France | France, Cour administrative d'appel de Marseille, 9ème chambre, 24 mars 2020, 18MA05301


Vu la procédure suivante :

Procédure contentieuse antérieure :

M. F... D... a demandé au tribunal administratif de Montpellier de condamner la commune de Lunel-Viel à lui verser la somme de 15 150 euros en réparation du préjudice qu'il estime avoir subi du fait de procédures disciplinaire et judiciaire engagées par la commune à son encontre, assortie des intérêts au taux légal à compter du 22 juin 2016, outre la capitalisation de ces intérêts.

Par un jugement n° 1604798 du 19 octobre 2018, le tribunal administratif de Montpellier a rejeté sa demande.


Procédure devant la Cour :

Par une requête, enregistrée le 16 décembre 2018, M. D......

Vu la procédure suivante :

Procédure contentieuse antérieure :

M. F... D... a demandé au tribunal administratif de Montpellier de condamner la commune de Lunel-Viel à lui verser la somme de 15 150 euros en réparation du préjudice qu'il estime avoir subi du fait de procédures disciplinaire et judiciaire engagées par la commune à son encontre, assortie des intérêts au taux légal à compter du 22 juin 2016, outre la capitalisation de ces intérêts.

Par un jugement n° 1604798 du 19 octobre 2018, le tribunal administratif de Montpellier a rejeté sa demande.

Procédure devant la Cour :

Par une requête, enregistrée le 16 décembre 2018, M. D..., représenté par la SELARL Maillot avocats et associés, demande à la Cour :

1°) d'annuler ce jugement du tribunal administratif de Montpellier du 19 octobre 2018 ;

2°) de condamner la commune de Lunel-Viel à lui verser la somme de 15 150 euros, assortie des intérêts au taux légal à compter du 22 juin 2016, outre la capitalisation de ces intérêts.

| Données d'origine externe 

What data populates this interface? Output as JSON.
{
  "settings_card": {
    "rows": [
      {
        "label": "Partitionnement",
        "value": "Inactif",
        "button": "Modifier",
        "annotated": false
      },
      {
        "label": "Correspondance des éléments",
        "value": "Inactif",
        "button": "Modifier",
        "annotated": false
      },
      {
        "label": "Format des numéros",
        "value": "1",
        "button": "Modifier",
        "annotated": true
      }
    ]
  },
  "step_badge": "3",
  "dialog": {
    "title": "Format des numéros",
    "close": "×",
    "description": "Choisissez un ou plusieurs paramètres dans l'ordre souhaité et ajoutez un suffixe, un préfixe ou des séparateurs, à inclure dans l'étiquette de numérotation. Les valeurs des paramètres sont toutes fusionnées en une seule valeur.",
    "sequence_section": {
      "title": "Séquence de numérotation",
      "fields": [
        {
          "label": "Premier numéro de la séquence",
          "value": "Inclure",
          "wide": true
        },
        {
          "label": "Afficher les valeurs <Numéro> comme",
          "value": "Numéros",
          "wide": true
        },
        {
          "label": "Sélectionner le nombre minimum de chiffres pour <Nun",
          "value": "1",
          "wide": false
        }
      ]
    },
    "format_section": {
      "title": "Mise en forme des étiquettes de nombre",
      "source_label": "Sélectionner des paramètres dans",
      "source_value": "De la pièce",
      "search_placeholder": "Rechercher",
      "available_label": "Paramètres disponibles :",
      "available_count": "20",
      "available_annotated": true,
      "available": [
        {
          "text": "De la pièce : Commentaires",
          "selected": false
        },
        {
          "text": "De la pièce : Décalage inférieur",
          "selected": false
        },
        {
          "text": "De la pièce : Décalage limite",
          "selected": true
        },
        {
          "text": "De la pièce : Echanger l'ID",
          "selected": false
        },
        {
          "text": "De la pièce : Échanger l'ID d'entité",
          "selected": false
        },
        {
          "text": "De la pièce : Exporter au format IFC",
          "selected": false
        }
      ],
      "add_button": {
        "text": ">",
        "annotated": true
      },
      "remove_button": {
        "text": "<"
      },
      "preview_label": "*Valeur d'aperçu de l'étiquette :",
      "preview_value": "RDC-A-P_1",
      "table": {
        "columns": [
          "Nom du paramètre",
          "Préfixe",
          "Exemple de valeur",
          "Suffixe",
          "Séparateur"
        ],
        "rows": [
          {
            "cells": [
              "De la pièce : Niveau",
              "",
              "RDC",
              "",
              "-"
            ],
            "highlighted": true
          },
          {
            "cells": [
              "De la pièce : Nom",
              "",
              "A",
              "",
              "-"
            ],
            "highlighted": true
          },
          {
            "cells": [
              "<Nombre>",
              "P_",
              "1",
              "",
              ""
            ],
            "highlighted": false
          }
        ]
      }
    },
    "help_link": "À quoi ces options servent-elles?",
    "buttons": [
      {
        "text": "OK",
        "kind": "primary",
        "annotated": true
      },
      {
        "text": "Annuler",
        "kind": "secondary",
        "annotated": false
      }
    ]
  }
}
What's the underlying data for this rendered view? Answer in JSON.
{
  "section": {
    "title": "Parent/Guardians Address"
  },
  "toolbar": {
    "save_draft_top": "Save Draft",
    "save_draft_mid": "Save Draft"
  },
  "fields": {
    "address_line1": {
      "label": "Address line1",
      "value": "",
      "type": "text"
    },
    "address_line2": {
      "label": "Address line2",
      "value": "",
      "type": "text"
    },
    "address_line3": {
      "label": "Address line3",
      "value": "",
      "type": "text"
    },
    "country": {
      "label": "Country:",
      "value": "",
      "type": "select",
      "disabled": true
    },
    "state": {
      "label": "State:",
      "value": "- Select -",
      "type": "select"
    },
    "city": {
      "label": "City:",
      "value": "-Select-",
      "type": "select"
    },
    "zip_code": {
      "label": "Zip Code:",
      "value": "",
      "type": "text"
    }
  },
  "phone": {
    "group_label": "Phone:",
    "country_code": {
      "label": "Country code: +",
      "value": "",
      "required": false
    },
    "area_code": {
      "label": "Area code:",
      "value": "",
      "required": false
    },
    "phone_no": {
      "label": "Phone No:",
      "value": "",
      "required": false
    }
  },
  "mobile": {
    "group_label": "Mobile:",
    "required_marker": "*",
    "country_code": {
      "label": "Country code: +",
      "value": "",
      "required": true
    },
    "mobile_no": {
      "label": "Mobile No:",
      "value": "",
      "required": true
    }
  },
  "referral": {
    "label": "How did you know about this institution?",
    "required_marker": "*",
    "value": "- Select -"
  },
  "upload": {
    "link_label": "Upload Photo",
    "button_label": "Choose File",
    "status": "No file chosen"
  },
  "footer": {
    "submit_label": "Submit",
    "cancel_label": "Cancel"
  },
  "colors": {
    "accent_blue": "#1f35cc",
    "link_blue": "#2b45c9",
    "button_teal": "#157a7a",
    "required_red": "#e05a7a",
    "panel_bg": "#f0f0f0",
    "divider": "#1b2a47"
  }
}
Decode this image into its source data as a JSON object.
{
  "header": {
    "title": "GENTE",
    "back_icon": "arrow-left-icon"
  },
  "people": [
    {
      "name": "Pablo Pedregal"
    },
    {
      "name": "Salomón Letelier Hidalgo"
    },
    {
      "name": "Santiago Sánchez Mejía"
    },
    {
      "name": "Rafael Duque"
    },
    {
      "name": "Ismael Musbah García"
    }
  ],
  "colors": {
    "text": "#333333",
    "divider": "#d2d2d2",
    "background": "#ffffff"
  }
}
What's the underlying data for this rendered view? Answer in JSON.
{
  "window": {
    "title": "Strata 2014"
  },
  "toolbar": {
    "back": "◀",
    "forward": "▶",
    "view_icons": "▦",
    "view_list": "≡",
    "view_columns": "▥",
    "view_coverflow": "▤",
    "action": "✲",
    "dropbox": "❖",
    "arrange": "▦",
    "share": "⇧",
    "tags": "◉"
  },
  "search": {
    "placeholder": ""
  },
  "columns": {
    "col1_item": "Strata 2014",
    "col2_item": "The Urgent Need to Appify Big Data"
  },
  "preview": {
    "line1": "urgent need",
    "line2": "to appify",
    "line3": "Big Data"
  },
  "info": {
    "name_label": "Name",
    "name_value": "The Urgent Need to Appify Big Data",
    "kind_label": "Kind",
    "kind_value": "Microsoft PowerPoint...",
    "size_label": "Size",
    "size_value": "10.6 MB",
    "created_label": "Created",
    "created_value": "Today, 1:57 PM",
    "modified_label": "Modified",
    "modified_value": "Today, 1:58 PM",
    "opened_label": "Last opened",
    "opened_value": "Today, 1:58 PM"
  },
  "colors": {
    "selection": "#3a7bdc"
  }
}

3°) de mettre à la charge de la commune de Lunel-Viel une somme de 3 000 euros au titre de l'article L. 761-1 du code de justice administrative.

Il soutient que :

- la commune de Lunel-Viel a commis une faute en engageant dans la précipitation, sans dossier sérieux, une procédure disciplinaire après l'avoir suspendu de ses fonctions en l'absence de faute grave, d'enquête administrative préalable au sien du service et de son audition alors que le remisage des panneaux à un ferrailleur est une pratique habituelle ;

- il a été attrait devant le conseil de discipline sans que ne soit prise de sanction par la suite ;

- au cours de la procédure pénale engagée, la commune s'est désistée ;

- alors que le conseil de discipline, le 13 mai 2015, avait, à l'unanimité, écarté toute faute de sa part, il a été présenté, au conseil municipal le 26 mai 2015, la décision du maire de se constituer partie civile et de le poursuivre, décision ayant été affichée le 1er avril suivant, donnant ainsi de la publicité à cette procédure tant à l'égard des agents du service que de la population ;

- aucune information ou publicité n'a été diffusée sur l'absence de sanction prononcée à son encontre ;

- ces faits ayant entrainé une dépression à l'origine de son impossibilité de reprendre ses fonctions jusqu'à sa mise à la retraite à compter du 1er mai 2017.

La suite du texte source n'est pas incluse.